Have you read any of Robert Kurson? Shadow Divers, Pirate Hunters, and his new one, Rocket Men is out soon. Rich Cohen is also a master of this genre (Tough Jews, The Fish That Ate The Whale). I also love Candance Millard (Destiny of the Republic, The River of Doubt and her Churchill book).

TypeandForum2 karma

What do you think of your name Ryan Holiday?

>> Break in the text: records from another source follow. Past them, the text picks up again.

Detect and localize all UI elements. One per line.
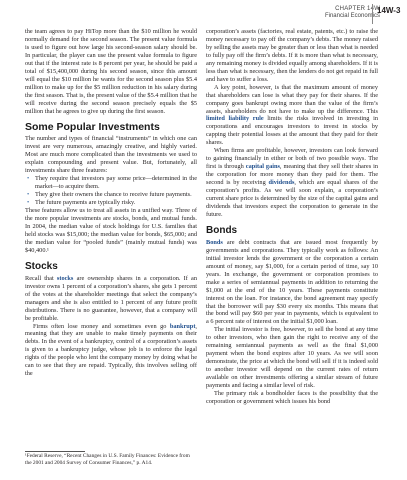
page-number: 14W-3	[377, 6, 401, 15]
paragraph: Bonds are debt contracts that are issued most frequently by governments and corporations. They typically work as follows: An initial investor lends the government or the corporation a certain amount of money, say $1,000, for a certain period of time, say 10 years. In exchange, the government or corporation promises to make a series of semiannual payments in addition to returning the $1,000 at the end of the 10 years. These payments constitute interest on the loan. For instance, the bond agreement may specify that the borrower will pay $30 every six months. This means that the bond will pay $60 per year in payments, which is equivalent to a 6 percent rate of interest on the initial $1,000 loan.	[206, 238, 378, 326]
paragraph: The number and types of financial “instruments” in which one can invest are very numerous, amazingly creative, and highly varied. Most are much more complicated than the investments we used to explain compounding and present value. But, fortunately, all investments share three features:	[25, 135, 197, 175]
paragraph: The initial investor is free, however, to sell the bond at any time to other investors, who then gain the right to receive any of the remaining semiannual payments as well as the final $1,000 payment when the bond expires after 10 years. As we will soon demonstrate, the price at which the bond will sell if it is indeed sold to another investor will depend on the current rates of return available on other investments offering a similar stream of future payments and facing a similar level of risk.	[206, 326, 378, 390]
paragraph: When firms are profitable, however, investors can look forward to gaining financially in either or both of two possible ways. The first is through capital gains, meaning that they sell their shares in the corporation for more money than they paid for them. The second is by receiving dividends, which are equal shares of the corporation’s profits. As we will soon explain, a corporation’s current share price is determined by the size of the capital gains and dividends that investors expect the corporation to generate in the future.	[206, 147, 379, 218]
right-column	[206, 28, 378, 406]
key-term-limited-liability: limited liability rule	[206, 115, 264, 123]
paragraph: A key point, however, is that the maximum amount of money that shareholders can lose is what they pay for their shares. If the company goes bankrupt owing more than the value of the firm’s assets, shareholders do not have to make up the difference. This limited liability rule limits the risks involved in investing in corporations and encourages investors to invest in stocks by capping their potential losses at the amount that they paid for their shares.	[206, 83, 378, 147]
section-heading-popular-investments: Some Popular Investments	[25, 121, 160, 134]
list-item: • The future payments are typically risky.	[35, 199, 197, 207]
key-term-bonds: Bonds	[206, 238, 223, 246]
paragraph: the team agrees to pay HiTop more than the $10 million he would normally demand for the second season. The present value formula is used to figure out how large his second-season salary should be. In particular, the player can use the present value formula to figure out that if the interest rate is 8 percent per year, he should be paid a total of $15,400,000 during his second season, since this amount will equal the $10 million he wants for the second season plus $5.4 million to make up for the $5 million reduction in his salary during the first season. That is, the present value of the $5.4 million that he will receive during the second season precisely equals the $5 million that he agrees to give up during the first season.	[25, 28, 197, 115]
section-heading-bonds: Bonds	[206, 224, 238, 236]
left-column	[25, 28, 197, 378]
paragraph: The primary risk a bondholder faces is the possibility that the corporation or government which issues his bond	[206, 389, 378, 405]
section-heading-stocks: Stocks	[25, 260, 58, 272]
chapter-title: Financial Economics	[324, 13, 380, 19]
key-term-stocks: stocks	[56, 274, 74, 282]
paragraph: Recall that stocks are ownership shares in a corporation. If an investor owns 1 percent of a corporation’s shares, she gets 1 percent of the votes at the shareholder meetings that select the company’s managers and she is also entitled to 1 percent of any future profit distributions. There is no guarantee, however, that a company will be profitable.	[25, 274, 197, 322]
footnote-divider	[25, 451, 85, 452]
paragraph: These features allow us to treat all assets in a unified way. Three of the more popular investments are stocks, bonds, and mutual funds. In 2004, the median value of stock holdings for U.S. families that held stocks was $15,000; the median value for bonds, $65,000; and the median value for “pooled funds” (mainly mutual funds) was $40,400.¹	[25, 207, 197, 254]
key-term-bankrupt: bankrupt	[169, 322, 196, 330]
paragraph: Firms often lose money and sometimes even go bankrupt, meaning that they are unable to make timely payments on their debts. In the event of a bankruptcy, control of a corporation’s assets is given to a bankruptcy judge, whose job is to enforce the legal rights of the people who lent the company money by doing what he can to see that they are repaid. Typically, this involves selling off the	[25, 322, 197, 378]
feature-list	[25, 175, 197, 207]
key-term-capital-gains: capital gains	[245, 163, 280, 171]
footnote: ¹Federal Reserve, “Recent Changes in U.S. Family Finances: Evidence from the 2001 and 2004 Survey of Consumer Finances,” p. A14.	[25, 453, 190, 466]
header-divider	[372, 4, 373, 24]
chapter-label: CHAPTER 14W	[335, 6, 380, 12]
list-item: • They give their owners the chance to receive future payments.	[35, 191, 197, 199]
list-item: • They require that investors pay some price—determined in the market—to acquire them.	[35, 175, 197, 191]
key-term-dividends: dividends	[268, 179, 295, 187]
paragraph: corporation’s assets (factories, real estate, patents, etc.) to raise the money necessary to pay off the company’s debts. The money raised by selling the assets may be greater than or less than what is needed to fully pay off the firm’s debts. If it is more than what is necessary, any remaining money is divided equally among shareholders. If it is less than what is necessary, then the lenders do not get repaid in full and have to suffer a loss.	[206, 28, 378, 83]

My name is ryan and i approve your use of my self proclaimed first name.

ryan_holiday2 karma

If you name is actually Ryan, how is it "self-proclaimed?"

DaveShoelace2 karma

Also, when you are working on a book, do you drop all your other projects or do you juggle them?

ryan_holiday7 karma

I try to work on one big project at a time--so only write one book at a time, but then as the book starts to wrap up or go into editing, then I being to explore the next project in parallel to that process.

pushaman19871 karma

What was the last thing to blow your mind or made you have an "a-ha!" moment?

ryan_holiday3 karma

I'm reading Ron Chernow's biography of Ulysses S. Grant right now. Did you know that Grant stayed in John Brown's parents house on his way to West Point as a teenager? He found their son to be a bit kooky...

morosco1 karma

How much of the verdict money has Hogan (and his attorneys) actually gotten, and is there any hope of them getting more at this point?

ryan_holiday2 karma

The case settled for roughly $30 million. Charles Harder's legal fees were paid by Peter Thiel directly, so I don't believe he participated in the settlement itself.

ConradNYC1 karma

Can you think of any conspiracy theory that you know to be fake, but you wish it were real, just because it would be a good story?

ryan_holiday7 karma

It'd be pretty insane if we really didn't land on the moon, wouldn't it? My friend, the writer Aaron Thier, has an amazing line in his new novel The World Is A Narrow Bridge

“Some people are so smart they can put a guy on the moon, and other people are so dumb or crazy that they can’t be convinced it ever happened and that’s the problem of human society right there.”

RedfordStephens1 karma

Hey Ryan, big fan. I’ve read Obstacle and Ego, and just finished What Makes Sammy Run per your recommendation. Loved all them.

I was listening to The Forward podcast when you were the guest. Any chance you will collaborate with Lance on a book as it was suggested during the show? I think the topic of the potential book was “what to do when your life falls apart”/“starting from scratch.”

Thank you!

ryan_holiday4 karma

I'm interviewing Lance at a conference in New York tomorrow actually. I'm hoping the book will come together!